Australian opera singer (born 1941)

Glenys Rae Fowles AM (born 4 November 1941) is an Australian operatic soprano who sang with Opera Australia and its predecessors for many years. She also sang at Covent Garden, Glyndebourne, and for the New York City Opera, San Diego Opera, and Scottish Opera. She also appeared at the BBC Proms and with the New York Philharmonic. Her recording with Heather Begg of the "Flower Duet" from Delibes's Lakmé has become famous.

==Early life==
Fowles was born in Perth, Western Australia, a daughter of Olive Fowles, née Pittard, and C. Fowles. She studied there with Lucy Howell. She appeared as Gretel in Engelbert Humperdinck's Hansel and Gretel in her school's production, at age 12. Her adult debut was as Micaela in Carmen for West Australian Opera. In 1967 she won the vocal section in the ABC Instrumental and Vocal Competition (now known as the ABC Symphony Australia Young Performers Awards). In 1968 she was the first Australian to win a cash prize in the finals of the New York Metropolitan Opera Auditions, when she won the $500 Ludwig Donath Memorial Metropolitan Opera Studio Scholarship.

==Career==
She trained with the Met for two months, then joined the Elizabethan Theatre Trust Opera, making her debut in 1969 as Oscar in Verdi's Un ballo in maschera.

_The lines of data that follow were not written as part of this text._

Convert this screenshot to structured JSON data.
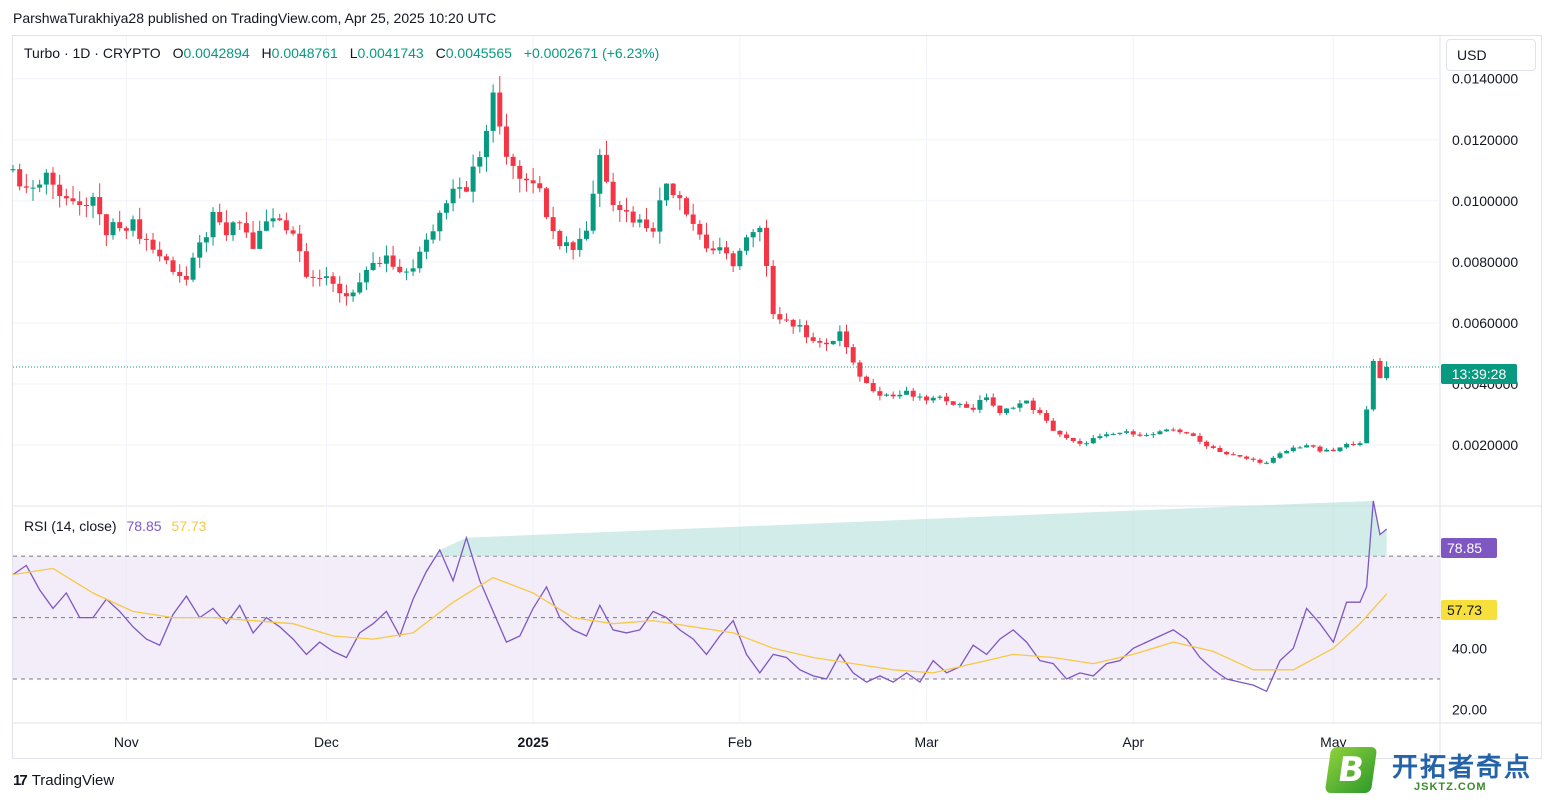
{
  "header": {
    "publisher": "ParshwaTurakhiya28 published on TradingView.com, Apr 25, 2025 10:20 UTC"
  },
  "legend": {
    "symbol": "Turbo · 1D · CRYPTO",
    "open_label": "O",
    "open": "0.0042894",
    "high_label": "H",
    "high": "0.0048761",
    "low_label": "L",
    "low": "0.0041743",
    "close_label": "C",
    "close": "0.0045565",
    "change": "+0.0002671 (+6.23%)"
  },
  "currency_button": "USD",
  "countdown_badge": "13:39:28",
  "rsi_legend": {
    "label": "RSI (14, close)",
    "rsi_value": "78.85",
    "ma_value": "57.73"
  },
  "rsi_badges": {
    "rsi": "78.85",
    "ma": "57.73"
  },
  "footer": {
    "brand": "TradingView"
  },
  "watermark": {
    "title": "开拓者奇点",
    "sub": "JSKTZ.COM",
    "mark": "B"
  },
  "colors": {
    "up": "#089981",
    "down": "#f23645",
    "rsi": "#7e57c2",
    "rsi_ma": "#f7c948",
    "rsi_band": "#ede7f6"
  },
  "chart_data": [
    {
      "type": "candlestick",
      "title": "Turbo · 1D · CRYPTO",
      "y_ticks": [
        "0.0140000",
        "0.0120000",
        "0.0100000",
        "0.0080000",
        "0.0060000",
        "0.0040000",
        "0.0020000"
      ],
      "y_tick_values": [
        0.014,
        0.012,
        0.01,
        0.008,
        0.006,
        0.004,
        0.002
      ],
      "ylim": [
        0.0,
        0.0154
      ],
      "x_ticks": [
        "Nov",
        "Dec",
        "2025",
        "Feb",
        "Mar",
        "Apr",
        "May"
      ],
      "x_tick_days": [
        0,
        30,
        61,
        92,
        120,
        151,
        181
      ],
      "x_range_days": [
        -17,
        197
      ],
      "last_price": 0.0045565,
      "close_path": [
        [
          -17,
          0.011
        ],
        [
          -15,
          0.0104
        ],
        [
          -13,
          0.0108
        ],
        [
          -11,
          0.0107
        ],
        [
          -9,
          0.0101
        ],
        [
          -7,
          0.0097
        ],
        [
          -5,
          0.0101
        ],
        [
          -3,
          0.0089
        ],
        [
          -1,
          0.0093
        ],
        [
          1,
          0.0092
        ],
        [
          3,
          0.0087
        ],
        [
          5,
          0.0082
        ],
        [
          7,
          0.0078
        ],
        [
          9,
          0.0074
        ],
        [
          11,
          0.0085
        ],
        [
          13,
          0.0094
        ],
        [
          15,
          0.0089
        ],
        [
          17,
          0.0093
        ],
        [
          19,
          0.0085
        ],
        [
          21,
          0.0093
        ],
        [
          23,
          0.0094
        ],
        [
          25,
          0.009
        ],
        [
          27,
          0.0077
        ],
        [
          29,
          0.0075
        ],
        [
          31,
          0.0072
        ],
        [
          33,
          0.0069
        ],
        [
          35,
          0.0073
        ],
        [
          37,
          0.0078
        ],
        [
          39,
          0.0081
        ],
        [
          41,
          0.0075
        ],
        [
          43,
          0.0079
        ],
        [
          45,
          0.0086
        ],
        [
          47,
          0.0096
        ],
        [
          49,
          0.0106
        ],
        [
          51,
          0.0105
        ],
        [
          53,
          0.0114
        ],
        [
          55,
          0.0133
        ],
        [
          57,
          0.0116
        ],
        [
          59,
          0.0109
        ],
        [
          61,
          0.0108
        ],
        [
          63,
          0.0097
        ],
        [
          65,
          0.0087
        ],
        [
          67,
          0.0085
        ],
        [
          69,
          0.0091
        ],
        [
          71,
          0.0115
        ],
        [
          73,
          0.0101
        ],
        [
          75,
          0.0096
        ],
        [
          77,
          0.0093
        ],
        [
          79,
          0.0092
        ],
        [
          81,
          0.0106
        ],
        [
          83,
          0.0102
        ],
        [
          85,
          0.0093
        ],
        [
          87,
          0.0085
        ],
        [
          89,
          0.0083
        ],
        [
          91,
          0.008
        ],
        [
          93,
          0.0087
        ],
        [
          95,
          0.009
        ],
        [
          97,
          0.0064
        ],
        [
          99,
          0.0061
        ],
        [
          101,
          0.0058
        ],
        [
          103,
          0.0055
        ],
        [
          105,
          0.0052
        ],
        [
          107,
          0.0057
        ],
        [
          109,
          0.0046
        ],
        [
          111,
          0.004
        ],
        [
          113,
          0.0037
        ],
        [
          115,
          0.0036
        ],
        [
          117,
          0.0037
        ],
        [
          119,
          0.0035
        ],
        [
          121,
          0.0035
        ],
        [
          123,
          0.0035
        ],
        [
          125,
          0.0033
        ],
        [
          127,
          0.0032
        ],
        [
          129,
          0.0036
        ],
        [
          131,
          0.003
        ],
        [
          133,
          0.0033
        ],
        [
          135,
          0.0034
        ],
        [
          137,
          0.003
        ],
        [
          139,
          0.0025
        ],
        [
          141,
          0.0022
        ],
        [
          143,
          0.002
        ],
        [
          145,
          0.0022
        ],
        [
          147,
          0.0023
        ],
        [
          149,
          0.0024
        ],
        [
          151,
          0.0024
        ],
        [
          153,
          0.0023
        ],
        [
          155,
          0.0024
        ],
        [
          157,
          0.0025
        ],
        [
          159,
          0.0024
        ],
        [
          161,
          0.0021
        ],
        [
          163,
          0.0019
        ],
        [
          165,
          0.0017
        ],
        [
          167,
          0.0016
        ],
        [
          169,
          0.0015
        ],
        [
          171,
          0.0014
        ],
        [
          173,
          0.0017
        ],
        [
          175,
          0.0019
        ],
        [
          177,
          0.002
        ],
        [
          179,
          0.0018
        ],
        [
          181,
          0.0018
        ],
        [
          183,
          0.002
        ],
        [
          185,
          0.0021
        ],
        [
          186,
          0.0031
        ],
        [
          187,
          0.0047
        ],
        [
          188,
          0.0042
        ],
        [
          189,
          0.0045565
        ]
      ]
    },
    {
      "type": "line",
      "title": "RSI (14, close)",
      "y_ticks": [
        "40.00",
        "20.00"
      ],
      "y_tick_values": [
        40,
        20
      ],
      "ylim": [
        16,
        86
      ],
      "bands": [
        70,
        50,
        30
      ],
      "series": [
        {
          "name": "RSI",
          "color": "#7e57c2",
          "points": [
            [
              -17,
              64
            ],
            [
              -15,
              67
            ],
            [
              -13,
              59
            ],
            [
              -11,
              53
            ],
            [
              -9,
              58
            ],
            [
              -7,
              50
            ],
            [
              -5,
              50
            ],
            [
              -3,
              56
            ],
            [
              -1,
              52
            ],
            [
              1,
              47
            ],
            [
              3,
              43
            ],
            [
              5,
              41
            ],
            [
              7,
              51
            ],
            [
              9,
              57
            ],
            [
              11,
              50
            ],
            [
              13,
              53
            ],
            [
              15,
              48
            ],
            [
              17,
              54
            ],
            [
              19,
              45
            ],
            [
              21,
              50
            ],
            [
              23,
              47
            ],
            [
              25,
              43
            ],
            [
              27,
              38
            ],
            [
              29,
              42
            ],
            [
              31,
              39
            ],
            [
              33,
              37
            ],
            [
              35,
              45
            ],
            [
              37,
              48
            ],
            [
              39,
              52
            ],
            [
              41,
              44
            ],
            [
              43,
              56
            ],
            [
              45,
              65
            ],
            [
              47,
              72
            ],
            [
              49,
              62
            ],
            [
              51,
              76
            ],
            [
              53,
              62
            ],
            [
              55,
              52
            ],
            [
              57,
              42
            ],
            [
              59,
              44
            ],
            [
              61,
              53
            ],
            [
              63,
              60
            ],
            [
              65,
              50
            ],
            [
              67,
              46
            ],
            [
              69,
              44
            ],
            [
              71,
              54
            ],
            [
              73,
              46
            ],
            [
              75,
              45
            ],
            [
              77,
              46
            ],
            [
              79,
              52
            ],
            [
              81,
              50
            ],
            [
              83,
              46
            ],
            [
              85,
              43
            ],
            [
              87,
              38
            ],
            [
              89,
              44
            ],
            [
              91,
              49
            ],
            [
              93,
              38
            ],
            [
              95,
              32
            ],
            [
              97,
              38
            ],
            [
              99,
              37
            ],
            [
              101,
              33
            ],
            [
              103,
              31
            ],
            [
              105,
              30
            ],
            [
              107,
              38
            ],
            [
              109,
              32
            ],
            [
              111,
              29
            ],
            [
              113,
              31
            ],
            [
              115,
              29
            ],
            [
              117,
              32
            ],
            [
              119,
              29
            ],
            [
              121,
              36
            ],
            [
              123,
              32
            ],
            [
              125,
              34
            ],
            [
              127,
              41
            ],
            [
              129,
              38
            ],
            [
              131,
              43
            ],
            [
              133,
              46
            ],
            [
              135,
              42
            ],
            [
              137,
              36
            ],
            [
              139,
              35
            ],
            [
              141,
              30
            ],
            [
              143,
              32
            ],
            [
              145,
              31
            ],
            [
              147,
              35
            ],
            [
              149,
              36
            ],
            [
              151,
              40
            ],
            [
              153,
              42
            ],
            [
              155,
              44
            ],
            [
              157,
              46
            ],
            [
              159,
              43
            ],
            [
              161,
              37
            ],
            [
              163,
              33
            ],
            [
              165,
              30
            ],
            [
              167,
              29
            ],
            [
              169,
              28
            ],
            [
              171,
              26
            ],
            [
              173,
              36
            ],
            [
              175,
              40
            ],
            [
              177,
              53
            ],
            [
              179,
              48
            ],
            [
              181,
              42
            ],
            [
              183,
              55
            ],
            [
              185,
              55
            ],
            [
              186,
              60
            ],
            [
              187,
              88
            ],
            [
              188,
              77
            ],
            [
              189,
              78.85
            ]
          ]
        },
        {
          "name": "RSI-based MA",
          "color": "#f7c948",
          "points": [
            [
              -17,
              64
            ],
            [
              -11,
              66
            ],
            [
              -5,
              58
            ],
            [
              1,
              52
            ],
            [
              7,
              50
            ],
            [
              13,
              50
            ],
            [
              19,
              49
            ],
            [
              25,
              48
            ],
            [
              31,
              44
            ],
            [
              37,
              43
            ],
            [
              43,
              45
            ],
            [
              49,
              55
            ],
            [
              55,
              63
            ],
            [
              61,
              58
            ],
            [
              67,
              50
            ],
            [
              73,
              48
            ],
            [
              79,
              49
            ],
            [
              85,
              47
            ],
            [
              91,
              45
            ],
            [
              97,
              40
            ],
            [
              103,
              37
            ],
            [
              109,
              35
            ],
            [
              115,
              33
            ],
            [
              121,
              32
            ],
            [
              127,
              35
            ],
            [
              133,
              38
            ],
            [
              139,
              37
            ],
            [
              145,
              35
            ],
            [
              151,
              38
            ],
            [
              157,
              42
            ],
            [
              163,
              39
            ],
            [
              169,
              33
            ],
            [
              175,
              33
            ],
            [
              181,
              40
            ],
            [
              185,
              48
            ],
            [
              189,
              57.73
            ]
          ]
        }
      ]
    }
  ]
}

She appeared at Covent Garden in 1973, and as Ilia in Idomeneo in 1974 at Glyndebourne. For Scottish Opera she sang Sophie (Der Rosenkavalier) and Tatiana (Eugene Onegin).

Fowles made New York debut in 1974, as Micaela at New York City Opera (conducted by Christopher Keene), and till 1982 she was a resident lyric soprano there, singing such roles as Poppea (L'incoronazione di Poppea), Mélisande (Pelléas et Mélisande), Mimì (La bohème) and Micaela. She studied with Margarita Meyer in Sydney, Kurt Adler in New York, and Jani Strasser in London.

She sang with San Diego Opera in 1977-1978 (Valencienne in The Merry Widow, opposite Beverly Sills), 1987-88 (Adina in L'elisir d'amore), and 1991-92 (Hanna Glawari in The Merry Widow).

Glenys Fowles's Opera Australia roles include: the title role in Manon, Mimi, Susanna (The Marriage of Figaro), Sophie (1972 to Yvonne Minton's Octavian) and Marschallin (Der Rosenkavalier), Gilda (Rigoletto), Pamina (The Magic Flute), Tatiana, Rosina (The Barber of Seville), Hanna Glawari, Juliet (Roméo et Juliette; in 1983 to Anson Austin's Roméo), Liu (Turandot) and Rosalinde (Die Fledermaus).

The movie Foul Play incorporates some segments of her performance as Yum-Yum in The Mikado.

==Awards and honours==
In 1986 Fowles was appointed a Member of the Order of Australia (AM) for her services to music.

Her 1978 recording, for EMI, of Valencienne in The Merry Widow (excerpts, in English translation), with Sills, Alan Titus, and Henry Price, conducted by Julius Rudel, won a Grammy Award. "Live From The Sydney Opera House", in which she appears as Mimì in La bohème, won an Emmy Award.

She was an adjudicator for the 2004 Mathy Awards.